Trump Is Not Trump


Donald Trump is the consequence of the desperation of a large part of the population and its need for an anti-establishment symbol like him. Trump may leave, but if the system is not rebuilt, there will be other Trumps in the United States and the world.

Now that the Capitol attack is in the past and in a few days Donald Trump will be, too, I wonder if the United States will again stand as the world’s symbol of democratic correctness. I think that this will not necessarily be the case, because Trump is not the one responsible for the existence of the anti-establishment movement that took the Capitol, but a consequence.

This man became president with the vote of 63 million Americans. And, while it is true that he could not manage to be reelected, in this past election 74 million people voted for him, even when faced with the economic disaster caused by the pandemic. And after four years in which the political, economic and media establishment considered him to be no more than a clown, he barely lost to Joe Biden in the Electoral College by four percentage points.

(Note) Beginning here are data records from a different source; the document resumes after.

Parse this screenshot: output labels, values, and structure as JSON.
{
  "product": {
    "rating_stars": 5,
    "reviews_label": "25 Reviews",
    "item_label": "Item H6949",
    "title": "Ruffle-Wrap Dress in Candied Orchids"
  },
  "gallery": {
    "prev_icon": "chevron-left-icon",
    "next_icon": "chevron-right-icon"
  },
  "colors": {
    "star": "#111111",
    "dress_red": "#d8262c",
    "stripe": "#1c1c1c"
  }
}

Undoubtedly, Trump’s outlandish character is typical of poor countries. His insults, lies and discriminatory behavior are normal among certain populist leaders. And the Capitol attack seems like a familiar image in countries with very low institutional standards.

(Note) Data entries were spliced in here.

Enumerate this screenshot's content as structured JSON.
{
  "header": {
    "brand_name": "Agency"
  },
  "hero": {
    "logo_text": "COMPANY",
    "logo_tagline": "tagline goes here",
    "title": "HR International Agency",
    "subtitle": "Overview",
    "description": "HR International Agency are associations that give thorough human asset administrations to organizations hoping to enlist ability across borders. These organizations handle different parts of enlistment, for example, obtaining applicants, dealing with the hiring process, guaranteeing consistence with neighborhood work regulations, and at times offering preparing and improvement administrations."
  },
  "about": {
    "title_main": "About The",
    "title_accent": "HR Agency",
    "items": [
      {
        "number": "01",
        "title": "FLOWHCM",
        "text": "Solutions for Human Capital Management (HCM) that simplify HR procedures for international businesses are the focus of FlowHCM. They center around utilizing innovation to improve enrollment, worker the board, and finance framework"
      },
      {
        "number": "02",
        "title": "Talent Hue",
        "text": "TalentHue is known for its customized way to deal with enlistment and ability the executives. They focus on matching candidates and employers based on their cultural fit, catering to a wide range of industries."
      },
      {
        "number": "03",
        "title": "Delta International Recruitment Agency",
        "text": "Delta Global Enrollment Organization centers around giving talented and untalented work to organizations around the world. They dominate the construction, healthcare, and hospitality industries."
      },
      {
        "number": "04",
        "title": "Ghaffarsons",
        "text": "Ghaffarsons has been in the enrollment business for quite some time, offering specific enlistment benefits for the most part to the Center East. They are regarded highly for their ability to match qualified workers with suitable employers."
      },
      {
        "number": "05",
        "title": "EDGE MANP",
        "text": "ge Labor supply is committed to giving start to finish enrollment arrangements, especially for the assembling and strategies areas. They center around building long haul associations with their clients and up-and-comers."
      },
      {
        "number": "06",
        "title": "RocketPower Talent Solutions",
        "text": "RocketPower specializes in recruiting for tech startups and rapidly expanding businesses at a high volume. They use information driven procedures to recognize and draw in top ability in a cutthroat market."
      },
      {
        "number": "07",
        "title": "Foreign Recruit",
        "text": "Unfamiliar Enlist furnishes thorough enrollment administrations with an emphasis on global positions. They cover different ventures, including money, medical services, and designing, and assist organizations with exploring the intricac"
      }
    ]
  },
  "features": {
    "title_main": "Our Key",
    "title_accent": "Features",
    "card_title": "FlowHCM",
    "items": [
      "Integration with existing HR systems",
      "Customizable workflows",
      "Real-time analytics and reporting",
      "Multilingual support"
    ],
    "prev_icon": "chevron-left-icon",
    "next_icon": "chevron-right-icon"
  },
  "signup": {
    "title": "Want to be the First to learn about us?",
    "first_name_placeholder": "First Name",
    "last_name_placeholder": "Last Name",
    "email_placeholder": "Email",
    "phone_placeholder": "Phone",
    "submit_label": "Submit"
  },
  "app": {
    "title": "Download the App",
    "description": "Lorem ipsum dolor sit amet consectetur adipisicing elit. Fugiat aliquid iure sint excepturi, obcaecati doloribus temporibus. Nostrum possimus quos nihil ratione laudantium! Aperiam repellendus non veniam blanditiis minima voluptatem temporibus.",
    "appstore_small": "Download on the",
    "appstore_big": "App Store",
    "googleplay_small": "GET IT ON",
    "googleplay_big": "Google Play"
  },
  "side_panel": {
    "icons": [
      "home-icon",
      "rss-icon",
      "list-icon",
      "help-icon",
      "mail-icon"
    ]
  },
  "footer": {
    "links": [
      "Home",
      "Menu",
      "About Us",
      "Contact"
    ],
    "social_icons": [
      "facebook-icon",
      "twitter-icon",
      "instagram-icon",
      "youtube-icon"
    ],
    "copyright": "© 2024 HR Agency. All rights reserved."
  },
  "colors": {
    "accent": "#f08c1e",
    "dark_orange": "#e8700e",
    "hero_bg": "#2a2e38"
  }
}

However, we are not talking about the leader of a developing nation or outrageous events in a ruined country. The fact that this happened in the world’s most powerful country and the greatest liberal democracy speaks to the profound crisis that has beset this political system and the way it has organized society and managed social relationships.

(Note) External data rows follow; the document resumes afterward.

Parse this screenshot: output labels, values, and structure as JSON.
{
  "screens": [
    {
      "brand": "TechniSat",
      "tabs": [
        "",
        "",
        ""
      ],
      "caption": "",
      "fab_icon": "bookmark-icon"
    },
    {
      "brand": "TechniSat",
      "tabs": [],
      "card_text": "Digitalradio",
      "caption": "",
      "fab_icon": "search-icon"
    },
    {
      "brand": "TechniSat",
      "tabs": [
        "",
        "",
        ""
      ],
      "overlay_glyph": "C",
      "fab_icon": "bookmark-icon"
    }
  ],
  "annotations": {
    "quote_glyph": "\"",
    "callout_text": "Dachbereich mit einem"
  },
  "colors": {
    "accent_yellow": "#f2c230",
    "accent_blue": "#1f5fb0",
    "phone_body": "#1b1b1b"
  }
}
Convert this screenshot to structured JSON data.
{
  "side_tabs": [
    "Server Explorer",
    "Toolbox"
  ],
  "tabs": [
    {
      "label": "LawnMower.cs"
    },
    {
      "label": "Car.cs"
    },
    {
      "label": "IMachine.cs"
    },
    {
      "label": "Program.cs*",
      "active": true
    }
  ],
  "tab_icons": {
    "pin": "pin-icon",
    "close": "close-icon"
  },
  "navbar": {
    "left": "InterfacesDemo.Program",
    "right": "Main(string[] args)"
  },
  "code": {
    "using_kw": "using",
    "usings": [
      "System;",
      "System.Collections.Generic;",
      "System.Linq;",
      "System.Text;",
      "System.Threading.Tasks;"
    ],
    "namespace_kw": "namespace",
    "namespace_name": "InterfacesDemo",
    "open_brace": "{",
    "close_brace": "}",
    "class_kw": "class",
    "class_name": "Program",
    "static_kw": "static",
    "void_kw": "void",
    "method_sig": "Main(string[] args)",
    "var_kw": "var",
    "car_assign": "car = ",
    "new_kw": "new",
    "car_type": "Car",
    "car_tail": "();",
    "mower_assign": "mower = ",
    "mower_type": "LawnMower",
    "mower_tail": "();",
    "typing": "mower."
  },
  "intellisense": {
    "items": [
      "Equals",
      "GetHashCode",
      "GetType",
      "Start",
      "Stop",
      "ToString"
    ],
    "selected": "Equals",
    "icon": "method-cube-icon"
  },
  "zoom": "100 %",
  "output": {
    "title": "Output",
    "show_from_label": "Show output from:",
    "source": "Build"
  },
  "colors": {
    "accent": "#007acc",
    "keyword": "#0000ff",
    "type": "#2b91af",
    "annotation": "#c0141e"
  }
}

After the Capitol insurrection, the first opinion poll showed that 45% of Americans totally or partly supported the action. The attackers may belong to small groups of crazy fanatics, but they reflect the anti-establishment spirit that allowed a deranged man like Trump to sit in the White House.

So, Trump is not the cause but the consequence of a capitalist democratic system that has failed to assure the next generation of Americans will have more money than the generation before it. Trump is a product of the unrest of small agricultural producers, industrial workers who lose their jobs and war veterans who return home and cannot rejoin the workforce.

Trump is not one of them, but he represents the desperate need of a large part of society to look to an anti-establishment symbol for the answers they no longer find in the democratic system they always believed in.

Trump may leave, but, if the system is not rebuilt, there will be other Trumps, in the United States and in the world.